There is one more area in which the biographer must strive for balance, and it is the most difficult of all. There must be a blending of fact and imagination, or, as Virginia Woolf put it, the granite and the rainbow must unite. Such an unlikely combination must take place if the biography is to rise above competence and become a work of art. Although Heath does have a clear impression of Lindner as a personality, and although he seems to perceive a certain movement from childhood to late fame, the biography does not really have the sort of controlling metaphor that André Maurois describes as an essential element in the great biographies, which gives them shape and imparts a resonance beyond the literal. The book is entitled Uprooted, but as a metaphor for Lindner’s life such an image is misleading rather than illuminating. The word suggests a disturbance of traumatic proportions leading, usually, to interruption of growth if not a termination of it. In fact, Lindner’s transference from Europe to Canada allowed him to find his true purpose in life. He moved from the business world of a decaying Vienna to what Heath describes as a cultural vacuum which, almost without thinking, he proceeded to fill. Finally, in the forests of Northern Saskatchewan, he rediscovered the profound love, hidden since youth and stifled in Vienna, for organic nature. In the dynamic rhythm of decay and rebirth of the forest vegetation, Lindner found both a source of spiritual belief and a metaphor for it, so that he (literally!) discovered his roots in Canada. But while this radically simplified account might suggest a sure progression towards a personal destiny, in fact Lindner seems to have proceeded more or less by accident. Lindner took over organization of the art community, but one gathers that he might have organized almost anything. Heath suggests that he became an artist almost in spite of himself; certainly he was a very late developer.

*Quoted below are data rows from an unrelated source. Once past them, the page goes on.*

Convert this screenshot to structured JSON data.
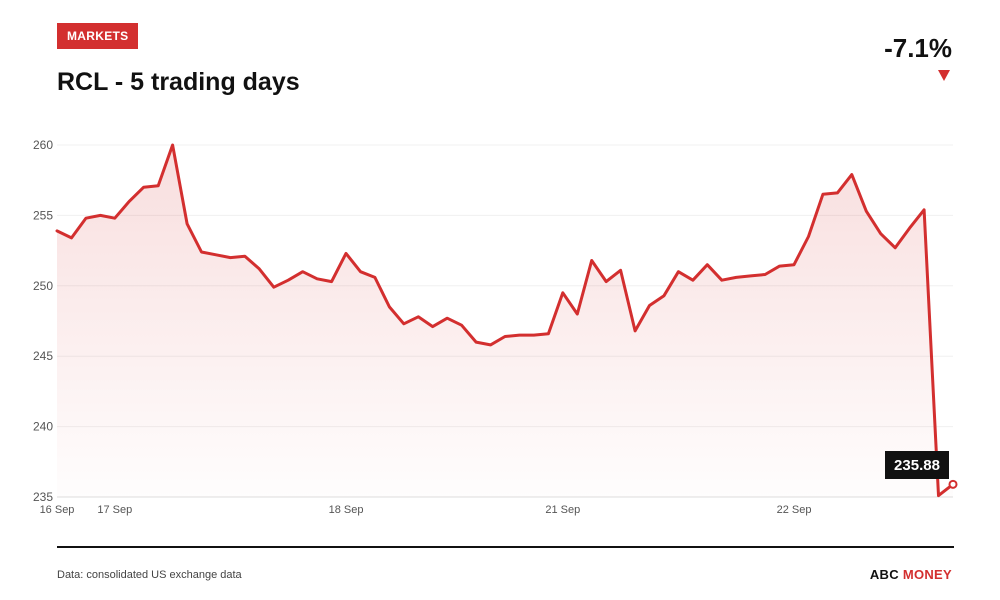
{
  "header": {
    "badge": "MARKETS",
    "title": "RCL - 5 trading days",
    "change": "-7.1%"
  },
  "footer": {
    "source": "Data: consolidated US exchange data",
    "brand_part1": "ABC",
    "brand_part2": "MONEY"
  },
  "colors": {
    "accent": "#d32f2f",
    "text": "#111111",
    "grid": "#eeeeee"
  },
  "icons": {
    "change_direction": "down-triangle-icon"
  },
  "chart_data": {
    "type": "area",
    "title": "RCL - 5 trading days",
    "xlabel": "",
    "ylabel": "",
    "ylim": [
      235,
      260
    ],
    "yticks": [
      260,
      255,
      250,
      245,
      240,
      235
    ],
    "grid": true,
    "xticks": [
      {
        "label": "16 Sep",
        "index": 0
      },
      {
        "label": "17 Sep",
        "index": 4
      },
      {
        "label": "18 Sep",
        "index": 20
      },
      {
        "label": "21 Sep",
        "index": 35
      },
      {
        "label": "22 Sep",
        "index": 51
      }
    ],
    "last_value_label": "235.88",
    "series": [
      {
        "values": [
          253.9,
          253.4,
          254.8,
          255.0,
          254.8,
          256.0,
          257.0,
          257.1,
          260.0,
          254.4,
          252.4,
          252.2,
          252.0,
          252.1,
          251.2,
          249.9,
          250.4,
          251.0,
          250.5,
          250.3,
          252.3,
          251.0,
          250.6,
          248.5,
          247.3,
          247.8,
          247.1,
          247.7,
          247.2,
          246.0,
          245.8,
          246.4,
          246.5,
          246.5,
          246.6,
          249.5,
          248.0,
          251.8,
          250.3,
          251.1,
          246.8,
          248.6,
          249.3,
          251.0,
          250.4,
          251.5,
          250.4,
          250.6,
          250.7,
          250.8,
          251.4,
          251.5,
          253.5,
          256.5,
          256.6,
          257.9,
          255.3,
          253.7,
          252.7,
          254.1,
          255.4,
          235.1,
          235.9
        ]
      }
    ]
  }
}
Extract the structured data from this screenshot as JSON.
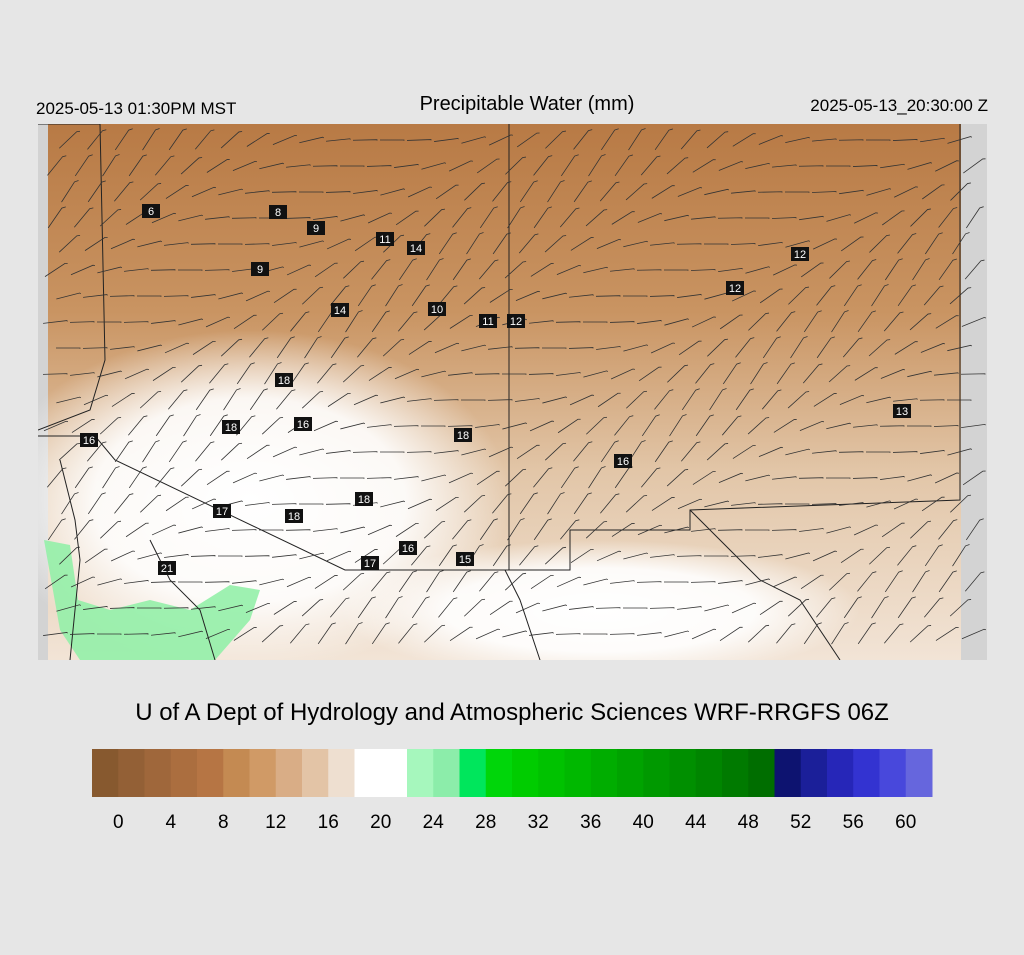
{
  "header": {
    "left": "2025-05-13 01:30PM MST",
    "title": "Precipitable Water (mm)",
    "right": "2025-05-13_20:30:00 Z"
  },
  "map": {
    "station_values": [
      6,
      8,
      9,
      11,
      14,
      9,
      12,
      12,
      14,
      10,
      11,
      12,
      18,
      13,
      16,
      18,
      16,
      18,
      16,
      17,
      18,
      18,
      16,
      17,
      15,
      21
    ]
  },
  "credit": "U of A Dept of Hydrology and Atmospheric Sciences WRF-RRGFS 06Z",
  "colorbar": {
    "lim": [
      -2,
      62
    ],
    "ticks": [
      0,
      4,
      8,
      12,
      16,
      20,
      24,
      28,
      32,
      36,
      40,
      44,
      48,
      52,
      56,
      60
    ],
    "colors": [
      "#87592f",
      "#936036",
      "#9f673b",
      "#ab6e3f",
      "#b67544",
      "#c48a52",
      "#d09a66",
      "#d9ad86",
      "#e3c4a6",
      "#eedfd0",
      "#ffffff",
      "#ffffff",
      "#a6f7bd",
      "#8cedaa",
      "#00e65c",
      "#00d60a",
      "#00cc00",
      "#00c200",
      "#00b800",
      "#00ad00",
      "#00a300",
      "#009900",
      "#008f00",
      "#008500",
      "#007a00",
      "#006e00",
      "#0d1370",
      "#1b1f99",
      "#2626b8",
      "#3333d1",
      "#4848dc",
      "#6666dd"
    ]
  }
}
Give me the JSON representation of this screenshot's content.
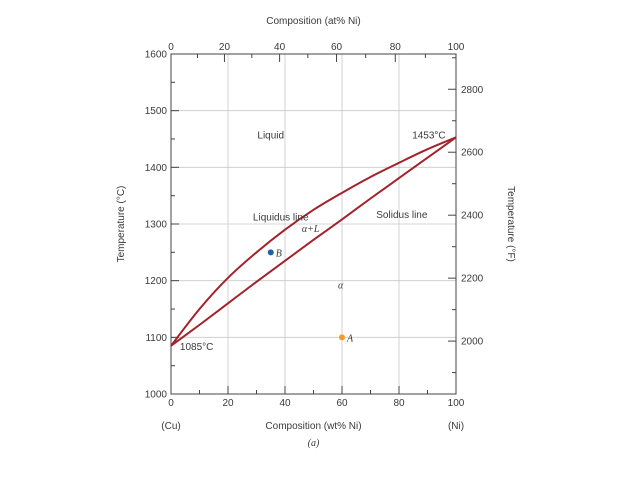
{
  "chart_data": {
    "type": "line",
    "title": "",
    "top_axis_label": "Composition (at% Ni)",
    "xlabel": "Composition (wt% Ni)",
    "ylabel": "Temperature (°C)",
    "y2label": "Temperature (°F)",
    "figure_label": "(a)",
    "xlim": [
      0,
      100
    ],
    "ylim": [
      1000,
      1600
    ],
    "x_ticks": [
      0,
      20,
      40,
      60,
      80,
      100
    ],
    "y_ticks": [
      1000,
      1100,
      1200,
      1300,
      1400,
      1500,
      1600
    ],
    "top_x_ticks": [
      0,
      20,
      40,
      60,
      80,
      100
    ],
    "y2_ticks": [
      2000,
      2200,
      2400,
      2600,
      2800
    ],
    "grid": true,
    "x_end_labels": {
      "left": "(Cu)",
      "right": "(Ni)"
    },
    "series": [
      {
        "name": "Liquidus line",
        "color": "#a3232b",
        "x": [
          0,
          10,
          20,
          30,
          40,
          50,
          60,
          70,
          80,
          90,
          100
        ],
        "y": [
          1085,
          1150,
          1205,
          1250,
          1290,
          1325,
          1355,
          1383,
          1408,
          1432,
          1453
        ]
      },
      {
        "name": "Solidus line",
        "color": "#a3232b",
        "x": [
          0,
          10,
          20,
          30,
          40,
          50,
          60,
          70,
          80,
          90,
          100
        ],
        "y": [
          1085,
          1122,
          1160,
          1198,
          1235,
          1272,
          1308,
          1345,
          1381,
          1417,
          1453
        ]
      }
    ],
    "points": [
      {
        "label": "B",
        "x": 35,
        "y": 1250,
        "color": "#1f5fa8"
      },
      {
        "label": "A",
        "x": 60,
        "y": 1100,
        "color": "#f39a2b"
      }
    ],
    "annotations": [
      {
        "text": "Liquid",
        "x": 35,
        "y": 1457
      },
      {
        "text": "1453°C",
        "x": 90.5,
        "y": 1457
      },
      {
        "text": "Liquidus line",
        "x": 38.5,
        "y": 1312
      },
      {
        "text": "Solidus line",
        "x": 81,
        "y": 1317
      },
      {
        "text": "α+L",
        "x": 49,
        "y": 1292
      },
      {
        "text": "α",
        "x": 59.5,
        "y": 1192
      },
      {
        "text": "1085°C",
        "x": 9,
        "y": 1084
      }
    ]
  }
}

Heath had at his disposal an astounding wealth of material, which constitutes probably the most complete record of an artist that Canada affords. He was wise to pare the material down ruthlessly and to give us a fairly lean biography. It is now up to others to explore, by means of articles and essays, some of the directions indicated by Heath. Further research, for instance, might show in greater detail Lindner’s interaction with fellow-artists in the early days of Saskatoon’s artistic history. There are some interesting questions, such as Lindner’s attitude to the older, established painters Kinderdine and Henderson, or why the work of artist/photographer L.G. Saunders was so similar to Lindner’s early landscape painting.

But Heath has produced a solid, workmanlike biography that immediately assumes importance in the history of art in our region. It is also enjoyable reading, and its plentiful illustrations in black and white and colour make it a handsome production (a pity, though, that it has no index). It is one of two books that have launched Fifth House, a new publishing concern in Saskatoon specializing in cultural subjects. An auspicious beginning. ♦

Peter Millard is Arts Manitoba’s contributing editor in Saskatoon. An authority on biography, the U. of T. press will publish his Roger North in the fall of this year.